Le mouvement se manifeste au sein même de l’image autant que dans la succession de photographies et la succession de phrases juxtaposées. Le langage corporel capturé par l’objectif se mêle aux mots. Les photographies laissent apparaitre quelques variations gestuelles alors que les phrases varient tant par leur message que par les mots employés. Deux parallèles qui finissent par fusionner. Ainsi, les mots ne légendent pas l’image, les mots contribuent à une nouvelle lecture de l’image.
L’artifice que suppose le dispositif même du roman-photo se retrouve non en opposition mais en complémentarité à la façon de retranscrire des conversations orales par écrit. De ma pratique du collage et photo-montage pour laquelle je pars en quête de matières, je collecte des éléments pour les assembler les uns aux autres, le processus reste le même. Capter des phrases, les découper, en extraire une partie sans perdre l’essence du message dans son intégralité.
Par une approche non journalistique des entretiens, les échanges prennent des tournures spontanées, le fil des pensées de chacun.e.s ouvrent des pistes de réflexions non préméditées. Les voix se laissent entendre à travers les textes qui s’inscrivent au sein des phylactères, le ton de l’oralité reste intacte, ou presque, permettant ainsi de retrouver l’intimité de la conversation. Questionner l’Autre afin de se questionner moi-même. Au fil du temps, ma démarche a évolué au gré des rencontres, souvent hasardeuses, parfois provoquées."
Comme une grande toile d’araignée, certaines rencontres se tissent les unes aux autres, sans préméditation, certaines réflexions trouvent une suite, une ouverture, par le biais d’une nouvelle rencontre à la façon d’un cadavre exquis qui loin de tendre vers l’absurde tendent vers d’autres champs de réflexions. Par le biais du projet Comme Un Roman-Photo, j’élabore une manière d’archiver les conversations autour du processus créatif, des Parties Prises.
À PROPOS DE LIA ROCHAS-PÀRIS
Artiste pluridisciplinaire, Lia compose avec les éléments à travers divers médiums : Collages, photographies, photomontages, installations, vidéos, poésies, romans-photos.

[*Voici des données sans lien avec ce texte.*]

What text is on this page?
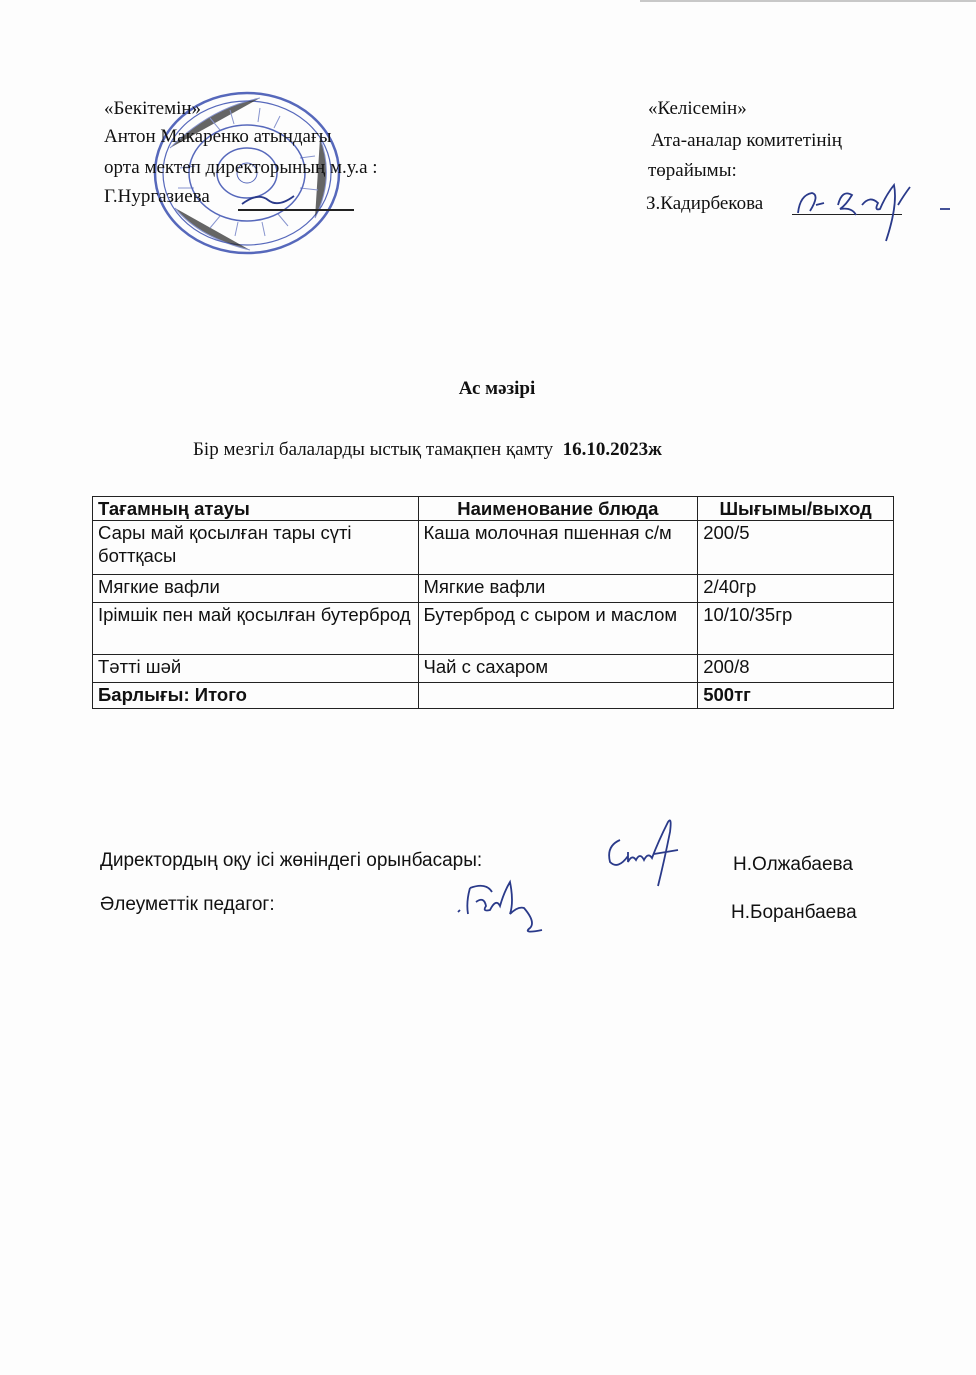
«Бекітемін»
Антон Макаренко атындағы
орта мектеп директорының м.у.а :
Г.Нургазиева
«Келісемін»
Ата-аналар комитетінің
төрайымы:
З.Кадирбекова
Ас мәзірі
Бір мезгіл балаларды ыстық тамақпен қамту 16.10.2023ж
Тағамның атауы	Наименование блюда	Шығымы/выход
Сары май қосылған тары сүті боттқасы	Каша молочная пшенная с/м	200/5
Мягкие вафли	Мягкие вафли	2/40гр
Ірімшік пен май қосылған бутерброд	Бутерброд с сыром и маслом	10/10/35гр
Тәтті шәй	Чай с сахаром	200/8
Барлығы: Итого		500тг
Директордың оқу ісі жөніндегі орынбасары:	Н.Олжабаева
Әлеуметтік педагог:	Н.Боранбаева
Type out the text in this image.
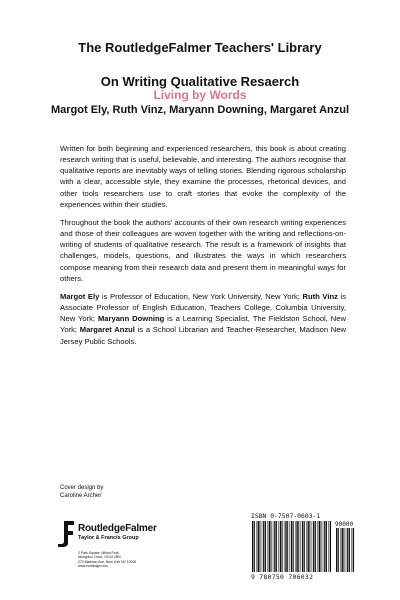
The RoutledgeFalmer Teachers' Library
On Writing Qualitative Resaerch
Living by Words
Margot Ely, Ruth Vinz, Maryann Downing, Margaret Anzul

Written for both beginning and experienced researchers, this book is about creating research writing that is useful, believable, and interesting. The authors recognise that qualitative reports are inevitably ways of telling stories. Blending rigorous scholarship with a clear, accessible style, they examine the processes, rhetorical devices, and other tools researchers use to craft stories that evoke the complexity of the experiences within their studies.

Throughout the book the authors' accounts of their own research writing experiences and those of their colleagues are woven together with the writing and reflections-on-writing of students of qualitative research. The result is a framework of insights that challenges, models, questions, and illustrates the ways in which researchers compose meaning from their research data and present them in meaningful ways for others.

Margot Ely is Professor of Education, New York University, New York; Ruth Vinz is Associate Professor of English Education, Teachers College, Columbia University, New York; Maryann Downing is a Learning Specialist, The Fieldston School, New York; Margaret Anzul is a School Librarian and Teacher-Researcher, Madison New Jersey Public Schools.

Cover design by
Caroline Archer
RoutledgeFalmer
Taylor & Francis Group
2 Park Square, Milton Park,
Abingdon, Oxon, OX14 4RN
270 Madison Ave, New York NY 10016
www.routledge.com
ISBN 0-7507-0603-1
90000
9 780750 706032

Sa démarche repose sur le constat que tout est collage, Lia considère chaque création comme les pièces d’un vaste puzzle. Elle explore les matériaux qu’elle considère comme les vestiges d’une époque avec la volonté d’archiver la mémoire et d’élaborer une archéologie personnelle. En parallèle de sa pratique artistique, elle mène des projets en tant que directrice artistique et éditoriale ainsi que curatoriale : Shelves Project, Parties Prises Studio, Zeitlos Zimmer & Comme Un Roman-Photo.

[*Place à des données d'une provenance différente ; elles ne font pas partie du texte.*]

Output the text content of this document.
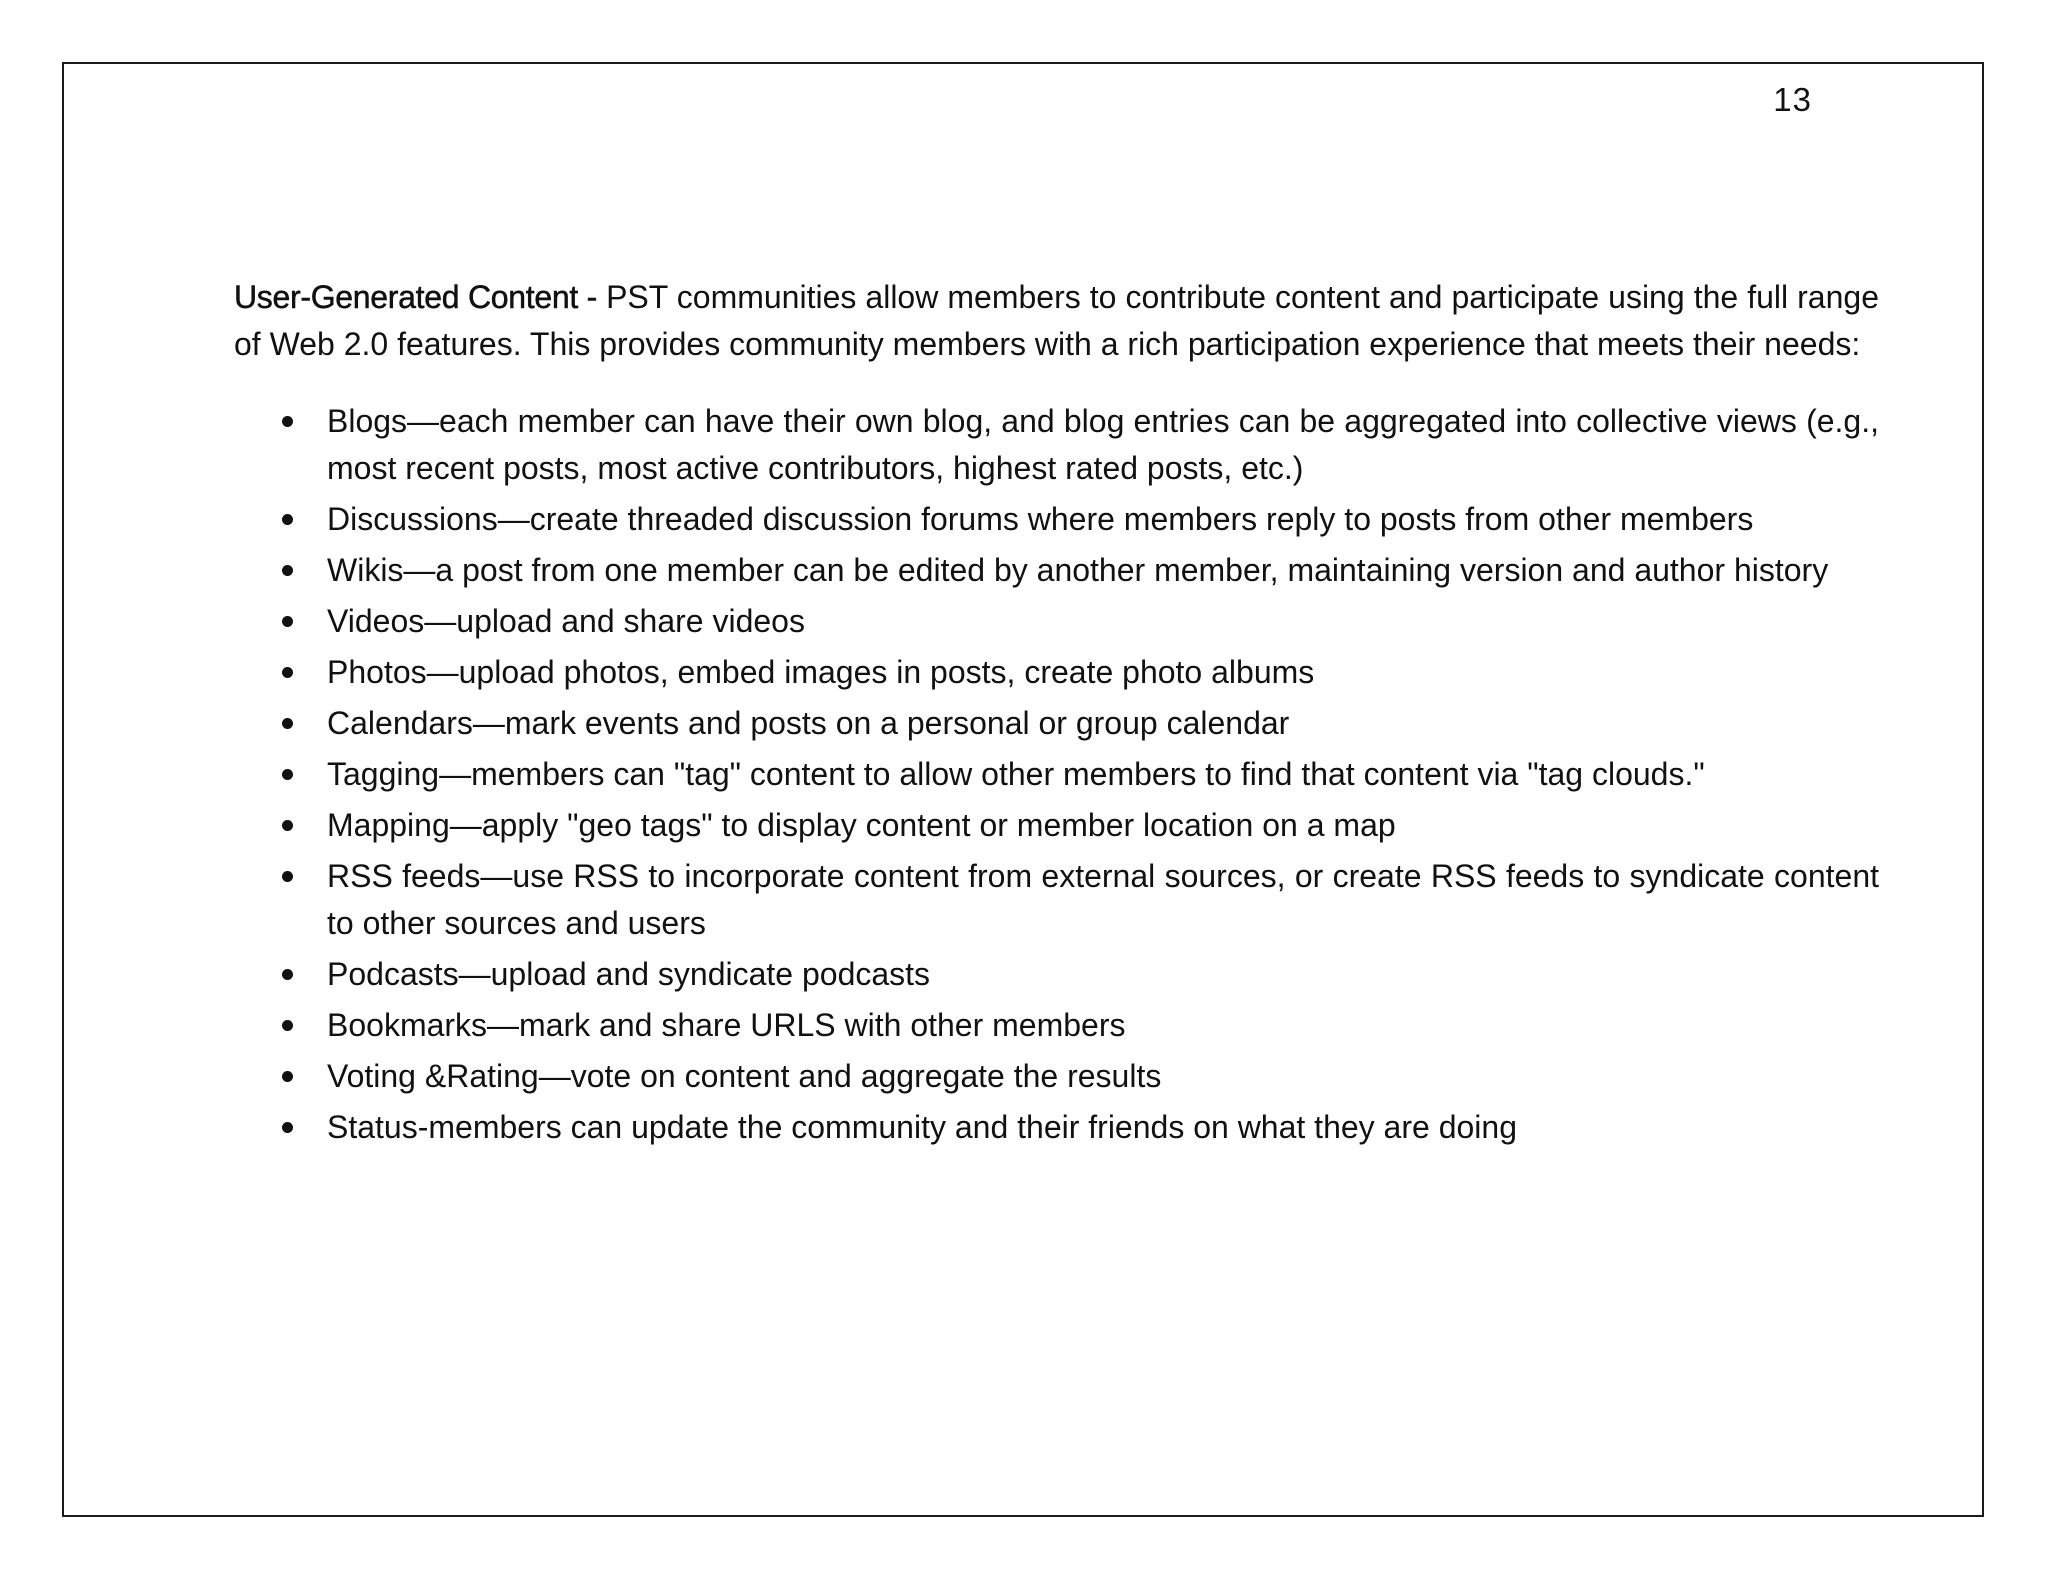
13

User-Generated Content - PST communities allow members to contribute content and participate using the full range of Web 2.0 features. This provides community members with a rich participation experience that meets their needs:

Blogs—each member can have their own blog, and blog entries can be aggregated into collective views (e.g., most recent posts, most active contributors, highest rated posts, etc.)
Discussions—create threaded discussion forums where members reply to posts from other members
Wikis—a post from one member can be edited by another member, maintaining version and author history
Videos—upload and share videos
Photos—upload photos, embed images in posts, create photo albums
Calendars—mark events and posts on a personal or group calendar
Tagging—members can "tag" content to allow other members to find that content via "tag clouds."
Mapping—apply "geo tags" to display content or member location on a map
RSS feeds—use RSS to incorporate content from external sources, or create RSS feeds to syndicate content to other sources and users
Podcasts—upload and syndicate podcasts
Bookmarks—mark and share URLS with other members
Voting &Rating—vote on content and aggregate the results
Status-members can update the community and their friends on what they are doing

À travers Comme Un roman-Photo, Lia Rochas-Pàris prolonge ses réflexions autour du processus créatif, de la matérialité des images et des différentes formes d’archivages en partant du postulat que le Cloud pourrait s’évaporer. Face à l’hyperactivité de notre époque, l’aspect formel du roman-photo alliant texte et image lui apparait comme une évidence. Son attrait pour le roman-photo a commencé en 2010 avec Vasistas, une auto-photo-fiction sur plusieurs épisodes, vitrine d’une jeunesse parisienne. C’est à partir de 2015 qu’elle a commencé à mener des entretiens Comme Un Roman-Photo avec des personnalités de la culture et de la création comme Olivier Mosset, Yvon Lambert, Marie Robert, Guy Yanaï, Diane Pernet etc.
Un premier volume Comme Un Roman-photo a été édité avec Parties Prises éditions, présentant une vingtaine d'entretiens avec des artistes, designers, écrivains, collectionneurs, éditeurs, galeristes... Le lancement du livre avait eu lieu à la librairie Yvon Lambert en décembre 2019.
On a pu remarquer certaines de ses collaborations (projets éditoriaux, scénographiques, graphiques), toujours en accord avec son esthétique et ses valeurs, avec Gucci, John Lobb, Dammann Frères, Mobilier Drucker, Simone Pérèle, Pinton 1867, RUS, Wise Women… Ses œuvres font parties de collections privées et ont été acquises par des hôtels comme Les sources de Caudalie, l’hôtel de Fiac, l’hôtel La Dame des Arts et le groupe New hôtel. Son travail a fait l’objet de plusieurs expositions personnelles et collectives à Paris, Arles, Amsterdam, Osaka et New-York.